Saint Thomas Ken by Michel Lafleur (2017) 6" x 8", oils on toile
Thomas Ken (1637-1711), though a somewhat obscure English ecclesiastic, is nonetheless a household name in certain obscure American households, and one particularly well known to me: viz, my own. A saintly character who became the Bishop of Bath and Wells, he was most notable for two public acts of conscience. In the summer of 1683 he refused the request of King Charles II’s advance man to give temporary housing to the famous royal mistress, Eleanor (“Nell”) Gwyn, maintaining that “a woman of ill repute ought not to be endured in the house of a clergyman, and especially the king’s chaplain.” More famously he was one of the non-jurors: a few bishops who at the time of the Glorious Revolution refused to take an oath of fealty to the new king, William of Orange, on the grounds that the old monarch, James II (abdicated or deposed, depending upon your ecclesiastical politics) was still alive. When I was talking about the inconveniences of resolutions and vows last week, I should have included oaths.
Both of Ken’s actions, and especially the second, took cojones; but his fame in the Fleming household is based on mere calendrical accident.

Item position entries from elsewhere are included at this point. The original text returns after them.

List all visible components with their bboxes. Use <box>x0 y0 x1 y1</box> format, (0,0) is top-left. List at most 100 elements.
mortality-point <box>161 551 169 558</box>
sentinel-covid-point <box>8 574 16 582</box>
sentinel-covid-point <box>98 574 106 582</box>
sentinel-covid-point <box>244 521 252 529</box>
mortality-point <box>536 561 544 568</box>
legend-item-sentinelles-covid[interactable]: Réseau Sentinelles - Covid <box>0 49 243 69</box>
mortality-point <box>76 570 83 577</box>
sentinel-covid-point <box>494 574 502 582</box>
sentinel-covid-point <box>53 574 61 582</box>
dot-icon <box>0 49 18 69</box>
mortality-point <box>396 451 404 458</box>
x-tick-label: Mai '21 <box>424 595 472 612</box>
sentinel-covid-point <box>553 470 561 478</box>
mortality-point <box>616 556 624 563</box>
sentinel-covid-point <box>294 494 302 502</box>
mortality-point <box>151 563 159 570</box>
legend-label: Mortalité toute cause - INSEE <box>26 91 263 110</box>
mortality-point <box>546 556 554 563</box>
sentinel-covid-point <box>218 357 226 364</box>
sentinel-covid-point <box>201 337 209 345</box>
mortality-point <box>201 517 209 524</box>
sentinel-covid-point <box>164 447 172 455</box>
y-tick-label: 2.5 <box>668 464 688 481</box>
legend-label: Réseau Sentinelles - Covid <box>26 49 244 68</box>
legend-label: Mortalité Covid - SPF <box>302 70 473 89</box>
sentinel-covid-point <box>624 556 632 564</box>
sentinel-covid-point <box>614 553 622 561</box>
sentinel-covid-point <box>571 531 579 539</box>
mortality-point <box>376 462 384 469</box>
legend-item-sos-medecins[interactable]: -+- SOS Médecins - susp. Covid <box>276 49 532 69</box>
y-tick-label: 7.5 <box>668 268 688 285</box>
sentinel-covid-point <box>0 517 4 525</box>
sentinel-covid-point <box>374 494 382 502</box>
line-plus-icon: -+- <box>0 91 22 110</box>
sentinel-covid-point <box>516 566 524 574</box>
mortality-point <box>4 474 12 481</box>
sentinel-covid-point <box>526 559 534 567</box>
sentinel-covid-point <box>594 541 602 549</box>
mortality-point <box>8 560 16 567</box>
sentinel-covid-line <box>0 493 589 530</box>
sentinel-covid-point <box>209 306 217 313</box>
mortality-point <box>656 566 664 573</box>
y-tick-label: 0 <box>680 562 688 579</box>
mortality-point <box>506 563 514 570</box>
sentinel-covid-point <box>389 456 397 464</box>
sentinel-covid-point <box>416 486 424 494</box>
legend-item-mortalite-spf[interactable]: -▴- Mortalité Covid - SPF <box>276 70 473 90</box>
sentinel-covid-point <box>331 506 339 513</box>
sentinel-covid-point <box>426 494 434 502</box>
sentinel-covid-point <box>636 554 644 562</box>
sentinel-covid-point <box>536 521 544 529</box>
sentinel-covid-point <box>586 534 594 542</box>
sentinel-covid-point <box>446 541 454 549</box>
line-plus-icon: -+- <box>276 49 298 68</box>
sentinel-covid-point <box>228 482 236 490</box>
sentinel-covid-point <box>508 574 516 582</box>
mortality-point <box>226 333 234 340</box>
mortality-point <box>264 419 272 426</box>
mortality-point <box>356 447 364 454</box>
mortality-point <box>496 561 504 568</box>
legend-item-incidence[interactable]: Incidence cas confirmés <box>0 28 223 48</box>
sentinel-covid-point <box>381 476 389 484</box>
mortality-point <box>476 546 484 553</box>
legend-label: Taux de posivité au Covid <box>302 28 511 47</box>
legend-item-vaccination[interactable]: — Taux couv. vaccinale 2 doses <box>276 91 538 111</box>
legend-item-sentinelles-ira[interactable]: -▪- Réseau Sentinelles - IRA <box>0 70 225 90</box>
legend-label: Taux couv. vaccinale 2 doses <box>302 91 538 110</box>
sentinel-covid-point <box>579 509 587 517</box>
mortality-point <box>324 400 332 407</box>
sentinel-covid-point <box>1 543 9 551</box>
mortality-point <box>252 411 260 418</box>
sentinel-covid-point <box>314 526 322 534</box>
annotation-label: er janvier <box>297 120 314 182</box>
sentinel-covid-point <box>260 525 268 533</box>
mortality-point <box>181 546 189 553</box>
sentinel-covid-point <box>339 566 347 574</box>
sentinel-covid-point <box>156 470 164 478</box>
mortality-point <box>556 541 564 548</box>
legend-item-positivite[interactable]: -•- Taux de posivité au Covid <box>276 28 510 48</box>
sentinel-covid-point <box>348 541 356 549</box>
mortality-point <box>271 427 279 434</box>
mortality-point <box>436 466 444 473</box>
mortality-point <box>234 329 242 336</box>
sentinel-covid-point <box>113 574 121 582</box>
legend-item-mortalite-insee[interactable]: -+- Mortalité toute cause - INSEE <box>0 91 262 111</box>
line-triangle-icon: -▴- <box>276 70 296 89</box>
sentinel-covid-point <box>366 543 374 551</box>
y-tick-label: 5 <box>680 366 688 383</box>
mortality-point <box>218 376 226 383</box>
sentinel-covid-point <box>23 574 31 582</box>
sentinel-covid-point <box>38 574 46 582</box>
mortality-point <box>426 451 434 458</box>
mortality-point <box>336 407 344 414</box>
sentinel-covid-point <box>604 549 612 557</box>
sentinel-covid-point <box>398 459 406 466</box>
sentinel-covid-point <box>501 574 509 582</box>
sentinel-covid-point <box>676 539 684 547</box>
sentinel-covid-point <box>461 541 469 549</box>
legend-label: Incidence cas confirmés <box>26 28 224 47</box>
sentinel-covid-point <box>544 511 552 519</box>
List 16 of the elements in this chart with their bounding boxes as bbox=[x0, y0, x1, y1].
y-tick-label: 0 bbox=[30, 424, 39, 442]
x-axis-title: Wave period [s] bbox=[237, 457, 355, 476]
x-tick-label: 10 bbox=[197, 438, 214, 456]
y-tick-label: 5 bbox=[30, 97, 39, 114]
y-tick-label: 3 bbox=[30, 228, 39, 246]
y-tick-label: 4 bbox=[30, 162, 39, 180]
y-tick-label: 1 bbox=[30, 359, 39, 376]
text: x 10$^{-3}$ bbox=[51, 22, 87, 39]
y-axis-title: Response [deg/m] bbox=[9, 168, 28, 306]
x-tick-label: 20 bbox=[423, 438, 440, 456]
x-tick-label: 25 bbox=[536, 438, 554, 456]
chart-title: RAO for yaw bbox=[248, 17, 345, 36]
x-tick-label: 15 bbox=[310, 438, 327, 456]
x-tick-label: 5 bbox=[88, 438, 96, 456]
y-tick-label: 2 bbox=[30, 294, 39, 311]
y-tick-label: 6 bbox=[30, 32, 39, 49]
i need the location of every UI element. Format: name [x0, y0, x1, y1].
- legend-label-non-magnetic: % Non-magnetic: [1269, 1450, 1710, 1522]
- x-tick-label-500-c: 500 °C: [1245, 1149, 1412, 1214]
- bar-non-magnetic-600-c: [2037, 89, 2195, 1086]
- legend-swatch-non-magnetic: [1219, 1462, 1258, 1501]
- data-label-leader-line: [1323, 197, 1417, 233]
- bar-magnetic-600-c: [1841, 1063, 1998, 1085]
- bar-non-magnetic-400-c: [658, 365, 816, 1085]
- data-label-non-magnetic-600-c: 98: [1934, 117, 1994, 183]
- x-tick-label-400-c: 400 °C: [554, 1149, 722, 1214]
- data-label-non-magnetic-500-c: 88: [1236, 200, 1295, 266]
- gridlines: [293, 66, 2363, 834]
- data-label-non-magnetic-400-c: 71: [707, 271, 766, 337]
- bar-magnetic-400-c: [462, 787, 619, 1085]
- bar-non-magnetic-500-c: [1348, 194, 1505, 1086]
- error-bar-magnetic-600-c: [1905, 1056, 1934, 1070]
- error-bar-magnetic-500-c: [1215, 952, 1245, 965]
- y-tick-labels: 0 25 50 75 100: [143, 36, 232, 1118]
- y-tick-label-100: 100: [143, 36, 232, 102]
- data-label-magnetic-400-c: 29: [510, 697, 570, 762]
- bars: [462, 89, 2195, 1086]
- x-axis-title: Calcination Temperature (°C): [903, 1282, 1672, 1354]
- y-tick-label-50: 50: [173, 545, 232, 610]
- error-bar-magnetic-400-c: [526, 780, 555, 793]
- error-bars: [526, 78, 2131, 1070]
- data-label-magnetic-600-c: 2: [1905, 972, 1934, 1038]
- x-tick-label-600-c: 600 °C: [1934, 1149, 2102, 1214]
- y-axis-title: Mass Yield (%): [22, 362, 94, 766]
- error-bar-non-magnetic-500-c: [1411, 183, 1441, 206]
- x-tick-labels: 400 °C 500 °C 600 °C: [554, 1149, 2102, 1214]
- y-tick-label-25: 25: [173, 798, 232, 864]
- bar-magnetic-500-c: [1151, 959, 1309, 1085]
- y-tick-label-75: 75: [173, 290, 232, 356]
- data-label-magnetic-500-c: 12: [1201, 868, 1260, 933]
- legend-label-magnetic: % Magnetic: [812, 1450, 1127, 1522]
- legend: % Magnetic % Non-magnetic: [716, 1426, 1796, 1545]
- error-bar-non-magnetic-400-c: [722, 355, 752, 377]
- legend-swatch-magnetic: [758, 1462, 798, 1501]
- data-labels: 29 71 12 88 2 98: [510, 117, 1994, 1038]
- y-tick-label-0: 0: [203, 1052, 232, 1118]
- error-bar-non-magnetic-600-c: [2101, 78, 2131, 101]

Ken’s is remembered in the Anglican calendar on March 20. That is the day Joan happened to be ordained to the priesthood, making him a kind of spiritual patron for her.
That is the first part of the “set up” for this essay. The second introduces the “Haitian barbershop art” project of our formidable son Richard. He spends a good deal of time in Haiti, and has taken a great interest in the Haitian art scene, being a regular at the Ghetto Biennale. There is on the island an amazing flourishing of “tonsorial art”—that is, paintings (rather in the genre of British pub signs) identifying and adorning barbershops and beauty salons, very numerous in Haiti’s service economy. Richard has been trying to connect some of the artists with potential American clients.
None of this was at first in my mind as I slowly was developing an idea for the perfect Christmas gift, the idea of a commissioned icon of Thomas Ken. I knew that, if nothing else, such an image would be unique. Initial investigation revealed problems. The first was the problem of a model or prototype. Ken’s extant iconography is meager. There is a portrait in New College, Oxford; but aside from that there is little more than the usual author’s portrait etchings in old books--a gloomy-faced senior citizen wearing what look like ecclesiastical pajamas. The second is that there are not all that many Anglican icon-makers. I did come upon a very promising one, a woman in New England who does exquisite golden pieces in neo-Byzantine style. She was game to give it a go, but at a price I could not afford. Then I thought of the Haitian portraitists with whom Richard is connected.
Richard has been helping some of the Barbershop Painters to supplement their income by doing commissioned portraits, based on photographs, in their distinctive vernacular styles. You send an artist a photo of Uncle Fred with a few general suggestions about size and so forth; the artist does the rest.
The word “icon” perhaps requires a little demystification. It is the Greek word for pictorial representation as image (imago) was the Latin word. It has come to mean particularly a “religious picture”, though we also have “Civil Rights icons,” computer icons, and other secular icons galore. In Christian history icons/images have been used both in the decoration of churches and for private devotion. In popular thought they are particularly associated with the eastern Orthodox churches, though in fact the surviving iconography deriving from Latin (Roman Catholic) traditions is more extensive and more diverse. Religious pictures have been controversial. There were major movements of theological image-smashing (iconoclasm) in the East in the eighth and ninth centuries and in the West in the sixteenth.
We do not know the names of most of the creators of medieval religious art, and the small works of Orthodox devotion we are most likely think of as “icons” may seem characteristically anonymous. But the name of the fifteenth-century Russian painter Andrei Rublev became widely known through a famous Soviet film. We think El Greco began as an “icon”-painter, and there are others. The creator of the world’s first known commissioned icon of Saint Thomas Ken is named Michel Lafleur, and more of his work (both tonsorial and portraiture) can be seen here.
The process by which he created the icon was wonderfully medieval. In writing a doctoral dissertation on the illustrated manuscripts of the Roman de la Rose I discovered the extraordinary degree to which medieval painters regarded themselves as technicians rather than expressive creators. A scribe needing an image of Lady Fortune might write the simple instruction: “Draw a picture of a woman with a wheel here” and get what he wanted. Above all, the painters were expert copyists of approved models. Unfortunately, the only model I could provide for M. Lafleur was a grim neo-classical line-etching. He did a wonderful job of “byzantinizing” with golden hues; but he couldn’t do much about the weird cameo thing at the bottom of the oval architectural frame.